Les hivers sont difficiles pour le pauvre monde en ville
À la une de La Presse, édition du 15 février 1901.
On dirait qu’en voyant l’hiver s’acheminer à grands pas vers sa fin, quelque mauvais génie semble s’acharner de plus en plus à torturer les nécessiteux, et à les conduire jusqu’aux dernières limites de la plus sombre misère.
Le baromètre infaillible qui seul peut nous permettre de constater avec certitude le degré plus ou moins élevé de pauvreté, chez une certaine classe de notre population, c’est le Refuge de nuit.
De jour en jour, le nombre des malheureux qui viennent chercher un asile dans cette institution va en augmentant.
Avant-hier soir, près de cent cinquante individus y sont venus passer la nuit. Il y en avait de couchés sur des tables, et jusque sur le plancher.
Peu avant 9 heures, M. Ls Berthiaume vit entrer un pauvre diable qui n’avait pas même de chaussure en mauvais état le protégeant contre le froid. La rigueur de la température venait de le chasser de ses appartements, situés sur la rue Saint-Paul.
Un autre malheureux père de famille arrivait à pied de St-Césaire, distance de trente-cinq milles [quelque 56 kilomètres] de Montréal. Il avait les oreilles et les joues gelées.
C’est un monsieur du nom de Georges Thibault, qui s’en vient chercher de l’ouvrage à la ville, afin de pouvoir donner du pain à sa famille.
Chaque soir, un grand nombre de femmes, parmi lesquelles des vieilles de plus de 70 ans, viennent supplier les autorités du Refuge d’avoir pitié d’elles et de leur donner un abri.
On est forcé de les renvoyer parce que le charbon fait défaut pour réchauffer leur département.
Bien souvent nous avons vu de ces malheureuses s’en retournant en pleurant. Forcées d’errer longtemps encore à travers nos rues, avant de trouver un asile.
La tâche des directeurs du Refuge devient de plus en plus ardue.
L’an dernier, la ville les pourvoyait de charbon, c’était autant de pris ; mais, cette année, les échevins, jugeant sans doute qu’il est indigne de leur titre de Réformateurs de soulager la misère, ont retranché du budget les argents affectés à cette œuvre de charité.

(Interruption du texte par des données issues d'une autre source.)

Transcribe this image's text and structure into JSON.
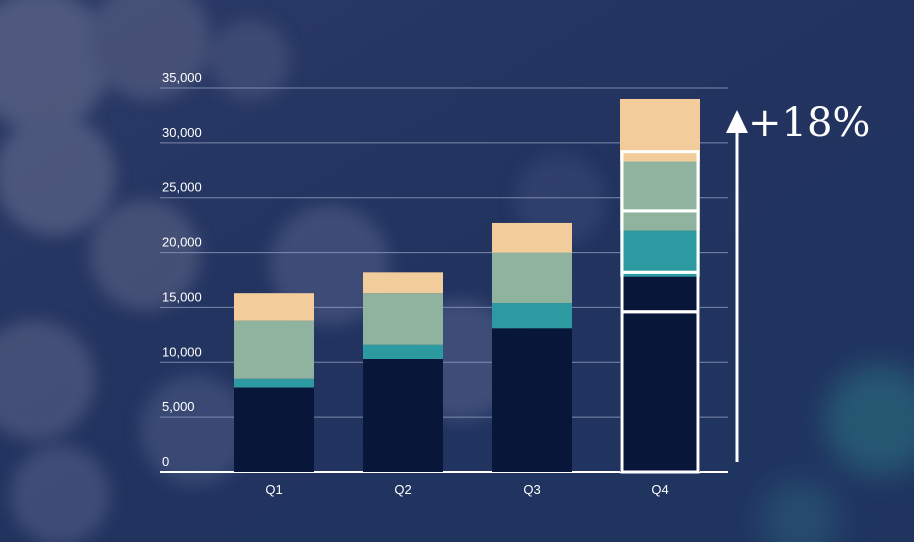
{
  "chart_data": {
    "type": "bar",
    "stacked": true,
    "categories": [
      "Q1",
      "Q2",
      "Q3",
      "Q4"
    ],
    "series": [
      {
        "values": [
          7700,
          10300,
          13100,
          17800
        ]
      },
      {
        "values": [
          800,
          1300,
          2300,
          4200
        ]
      },
      {
        "values": [
          5300,
          4700,
          4600,
          6300
        ]
      },
      {
        "values": [
          2500,
          1900,
          2700,
          5700
        ]
      }
    ],
    "ylim": [
      0,
      35000
    ],
    "yticks": [
      0,
      5000,
      10000,
      15000,
      20000,
      25000,
      30000,
      35000
    ],
    "ytick_labels": [
      "0",
      "5,000",
      "10,000",
      "15,000",
      "20,000",
      "25,000",
      "30,000",
      "35,000"
    ],
    "grid": true,
    "highlight_category": "Q4",
    "annotation": "+18%",
    "colors": {
      "series": [
        "#08163a",
        "#2c9aa0",
        "#8fb39e",
        "#f2cd9b"
      ],
      "highlight_outline": "#ffffff",
      "gridline": "#8a97b8",
      "axis": "#ffffff"
    }
  }
}
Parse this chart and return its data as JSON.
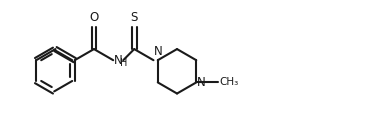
{
  "bg_color": "#ffffff",
  "line_color": "#1a1a1a",
  "line_width": 1.5,
  "font_size": 8.5,
  "figsize": [
    3.88,
    1.34
  ],
  "dpi": 100,
  "xlim": [
    0.0,
    10.5
  ],
  "ylim": [
    0.3,
    4.0
  ]
}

Si madame Bennati n’avait eu la généreuse idée de préparer pour le 26 de ce mois un concert au bénéfice des nécessiteux du Refuge de nuit, M. Rodias Ouimet aurait été contraint, ces jours-ci, de discontinuer son œuvre humanitaire, en renvoyant sur la rue les cent cinquante malheureux qu’il héberge presque chaque soir.